Theorem Let $E$ be a Banach space over $\mathbb{C}$ and suppose that $T \in L(E)$ (where $L(E)$ is the set of all bounded linear
  operators on $E$). Then the spectrum $\sigma(T)$ of $T$ is nonempty
  and $r(T) = \max \{|\lambda|: \lambda \in \sigma(T) \} $ (where $r(T) =
 \lim ||T^n||^{\frac{1}{n}}$).

I write here the beginning of the proof:
Let $\rho = \max \{|\lambda|: \lambda \in \sigma(T) \}$ and assume by contradiction $\rho<r(T)$. Take $\lambda \in \mathbb(C)$ s.t. $|\lambda|>r(T)$. So $\lambda I - T$ is invertible and
$$ (\lambda I - T) ^{-1}= R(\lambda, T)= \sum_{n=0}^{\infty} \lambda^{-(n+1)}T^n,$$
where $R(\lambda, T)$ denotes the resolvent operator.
Take $p \in \mathbb{N}$ and consider
$$ \lambda^{p+1} R(\lambda, T) =\sum_{n=0}^{\infty} \lambda^{(p-n)}T^n. $$
Then write $\lambda$ as $\lambda = te^{i \theta}$, with $t>0$ and $\theta \in [0,2\pi] $. Then
$$t^{p+1}e^{i(p+1)\theta}R(e^{i \theta}, T) = \sum_{n} t^{p-n} e^{i(p-n) \theta}T^n. $$
Here I cite:
Integrating the result (with respect to $\theta$) from $0$ to $2\pi$, we obtain, by continuity of the Riemann integral with values in $L(E)$, $$ \int_{0} ^{2\pi}t^{p+1}e^{i(p+1)\theta}R(e^{i \theta}, T)d \theta = \\\sum_{n} \int_{0}^{2\pi} t^{p-n} e^{i(p-n) \theta}T^n d \theta = 2\pi T^p. $$ (The proof continues, but my question regards only this part that I've just written). 

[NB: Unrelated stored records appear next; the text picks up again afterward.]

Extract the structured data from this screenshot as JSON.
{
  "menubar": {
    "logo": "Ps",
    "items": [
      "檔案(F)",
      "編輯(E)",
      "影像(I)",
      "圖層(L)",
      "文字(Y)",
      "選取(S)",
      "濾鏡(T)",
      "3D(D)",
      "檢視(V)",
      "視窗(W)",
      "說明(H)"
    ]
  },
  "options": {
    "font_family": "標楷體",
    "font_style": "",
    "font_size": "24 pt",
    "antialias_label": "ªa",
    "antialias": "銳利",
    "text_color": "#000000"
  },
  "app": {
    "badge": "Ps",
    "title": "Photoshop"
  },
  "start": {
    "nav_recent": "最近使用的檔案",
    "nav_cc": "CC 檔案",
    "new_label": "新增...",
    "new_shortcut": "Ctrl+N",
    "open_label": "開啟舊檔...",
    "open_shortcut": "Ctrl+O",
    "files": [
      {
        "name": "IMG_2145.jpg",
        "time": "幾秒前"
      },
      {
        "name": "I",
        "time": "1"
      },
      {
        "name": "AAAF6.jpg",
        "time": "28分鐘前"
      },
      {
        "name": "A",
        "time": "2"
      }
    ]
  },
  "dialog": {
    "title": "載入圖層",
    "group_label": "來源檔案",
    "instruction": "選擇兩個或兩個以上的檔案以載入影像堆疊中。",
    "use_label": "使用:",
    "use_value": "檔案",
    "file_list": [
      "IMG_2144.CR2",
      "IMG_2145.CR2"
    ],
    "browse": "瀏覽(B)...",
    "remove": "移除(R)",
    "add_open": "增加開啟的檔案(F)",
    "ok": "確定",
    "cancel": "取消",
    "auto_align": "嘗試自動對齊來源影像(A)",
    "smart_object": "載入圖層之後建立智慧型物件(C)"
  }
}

Now my question: In the last expression they integrate an expression in which appears an operator which takes value in an abstract Banach space, and they mention Riemann integral with values in $L(E)$. How should I interpret this phrase? Also, I would like to know why exchanging integral and summation sign is a legal operation. I know that this operation is allowed with standard Riemann integrals and absolutely convergent series, but as I said the context seems to be here more abstract. 

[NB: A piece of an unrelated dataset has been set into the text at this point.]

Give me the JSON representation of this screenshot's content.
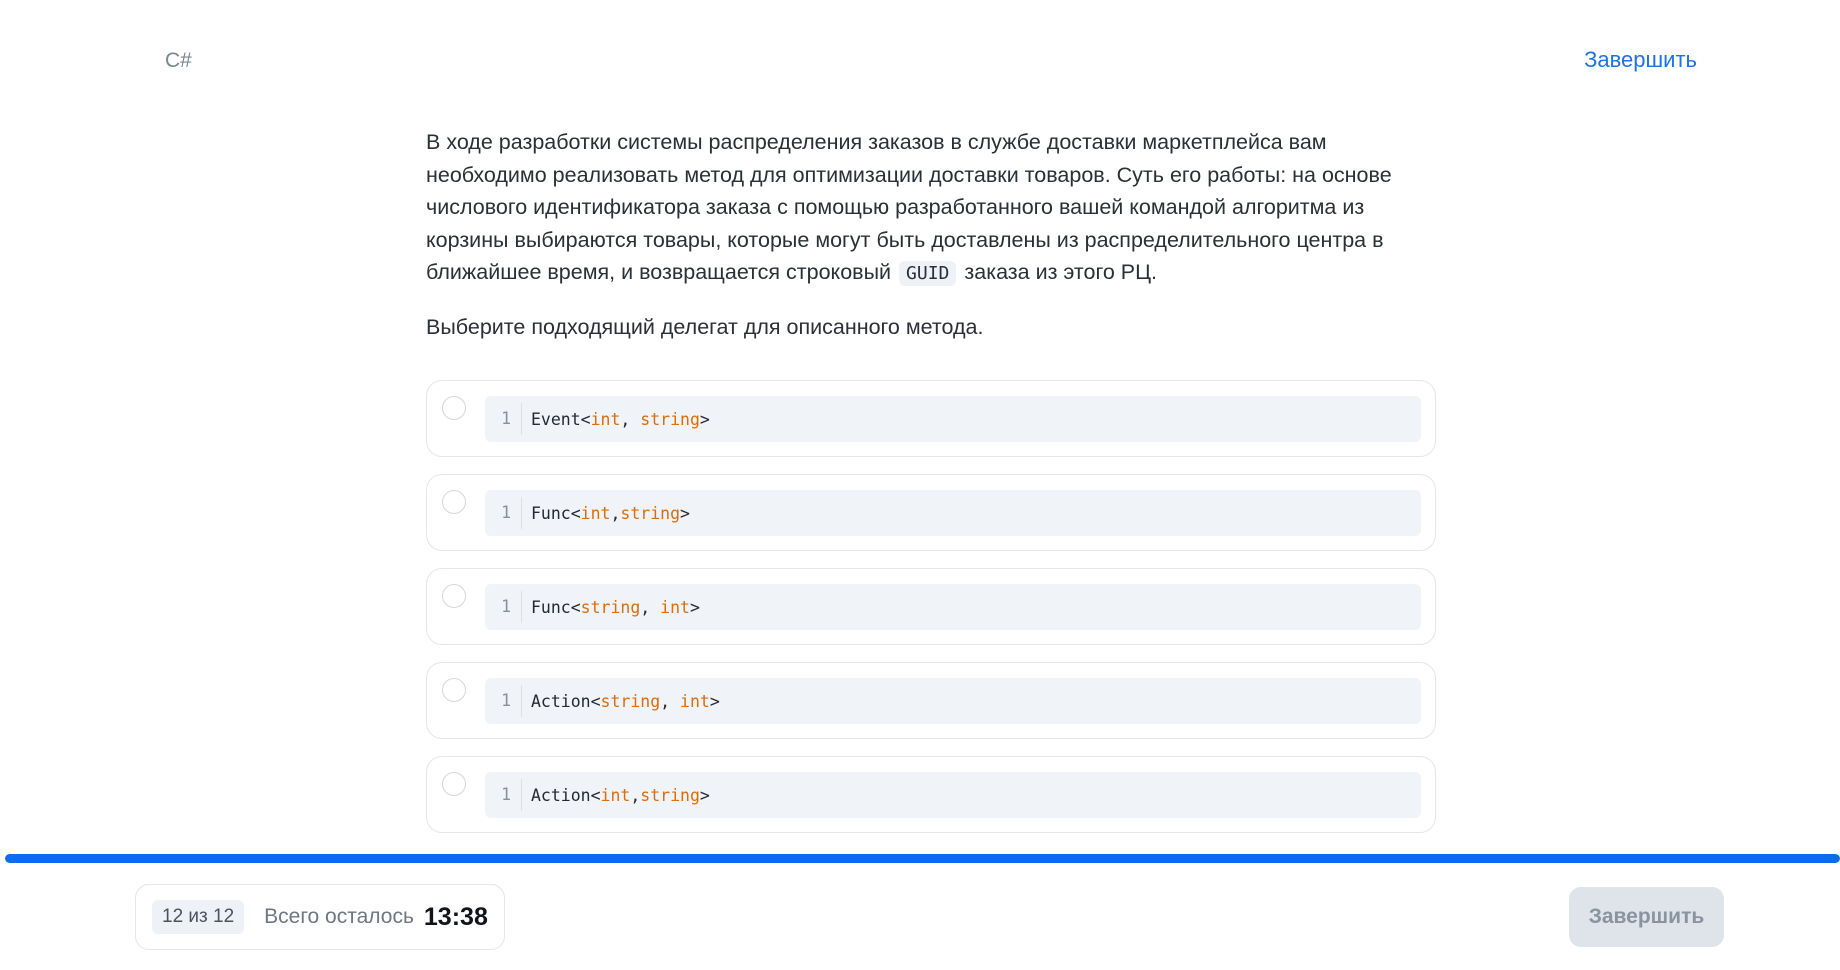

 A: What you need in order to understand the integral given there is the theory of the Banach space - valued Riemann integral. This is a more general integral as it is for functions $f: [a, b] \longrightarrow \mathbb{R}$. What one uses here for the construction are step functions $s: [a, b] \longrightarrow X$, which take values in a Banach space $X$. The usual construction of this integral is done by the BLT - theorem (Bounded linear transformation). See for example Reed/Simon 1 or here. It should be also noted that in the latest version of the book by Hirsch and Lacombe, there is a huge exercise on page 20, where this integral and its properties are constructed in eight steps. Note also that if $X$ is a Banach space, $L(X)$ is a Banach space and therefore the integral taken over bounded operators makes sense.

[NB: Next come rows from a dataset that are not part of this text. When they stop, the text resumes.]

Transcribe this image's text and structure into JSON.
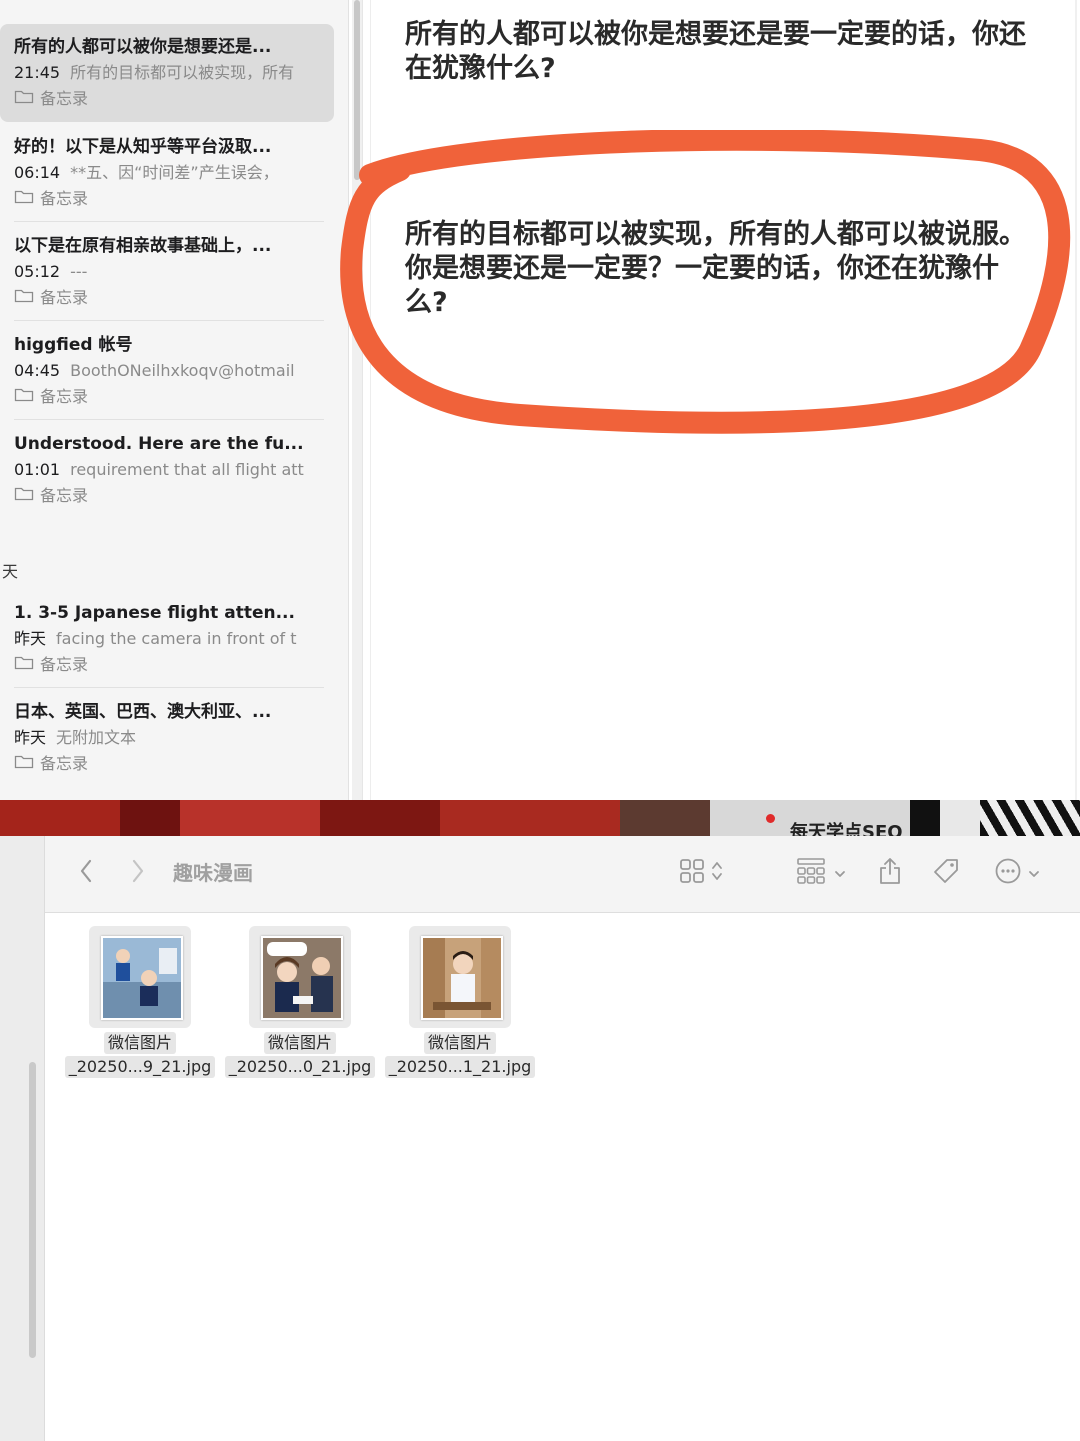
{
  "notes": {
    "items": [
      {
        "title": "所有的人都可以被你是想要还是...",
        "time": "21:45",
        "preview": "所有的目标都可以被实现，所有",
        "folder": "备忘录",
        "selected": true
      },
      {
        "title": "好的！以下是从知乎等平台汲取...",
        "time": "06:14",
        "preview": "**五、因“时间差”产生误会，",
        "folder": "备忘录",
        "selected": false
      },
      {
        "title": "以下是在原有相亲故事基础上，...",
        "time": "05:12",
        "preview": "---",
        "folder": "备忘录",
        "selected": false
      },
      {
        "title": "higgfied 帐号",
        "time": "04:45",
        "preview": "BoothONeilhxkoqv@hotmail",
        "folder": "备忘录",
        "selected": false
      },
      {
        "title": "Understood. Here are the fu...",
        "time": "01:01",
        "preview": "requirement that all flight att",
        "folder": "备忘录",
        "selected": false
      }
    ],
    "section_label": "天",
    "yesterday_items": [
      {
        "title": "1. 3-5 Japanese flight atten...",
        "time": "昨天",
        "preview": "facing the camera in front of t",
        "folder": "备忘录"
      },
      {
        "title": "日本、英国、巴西、澳大利亚、...",
        "time": "昨天",
        "preview": "无附加文本",
        "folder": "备忘录"
      }
    ]
  },
  "editor": {
    "paragraph1": "所有的人都可以被你是想要还是要一定要的话，你还在犹豫什么?",
    "paragraph2": "所有的目标都可以被实现，所有的人都可以被说服。你是想要还是一定要？一定要的话，你还在犹豫什么?",
    "circle_color": "#f0623a"
  },
  "background_strip": {
    "text": "每天学点SEO"
  },
  "finder": {
    "folder_title": "趣味漫画",
    "icons": [
      "back-icon",
      "forward-icon",
      "grid-view-icon",
      "group-icon",
      "share-icon",
      "tag-icon",
      "more-icon"
    ],
    "files": [
      {
        "line1": "微信图片",
        "line2": "_20250...9_21.jpg"
      },
      {
        "line1": "微信图片",
        "line2": "_20250...0_21.jpg"
      },
      {
        "line1": "微信图片",
        "line2": "_20250...1_21.jpg"
      }
    ]
  }
}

Now to your second question concerning the legitimation of interchanging the sum and the integral. Let $E$ be a Banach space, $T \in L(E)$ an operator and $\lambda \in \mathbb{K}$ such that $\lvert \lambda \rvert > r(T)$. Consider $r \in (r(T), \lvert \lambda \rvert )$. Then $r > r(T)$ and therefore there is an $n_0 \in \mathbb{N}$ such that $\|T^n \| \leq r^n $ for all $n \geq n_0$. Since $r < \lvert \lambda \rvert$, the series $\sum_{n = 0}^\infty \lambda^{- n - 1} T^n$ is absolutely convergent in the Banach space $L(E)$. Since the same assumptions are given in the proof you wrote in your question, it follows that your sum $\lambda^{p +1}R(\lambda, T)$ is absolutely convergent in $L(E)$. Now take $t \in (r(T), \infty)$ (note that $t$ is not just $>0$ as you wrote it, by the assumption on $\lambda$). It now follows easily by the Weierstraß-M-Test that the series $t^{p + 1} \mathrm e^{\mathrm i (p + 1) \theta} R(\mathrm e^{\mathrm i \theta}, T)$ is uniformly convergent (with respect to $\theta$) in $L(E)$. Here, you also have to use that the sum $\lambda^{p +1}R(\lambda, T)$ is convergent, which follows from absolute convergence in a Banach space. By the properties of the integral, interchanging the sum and the integral is then allowed.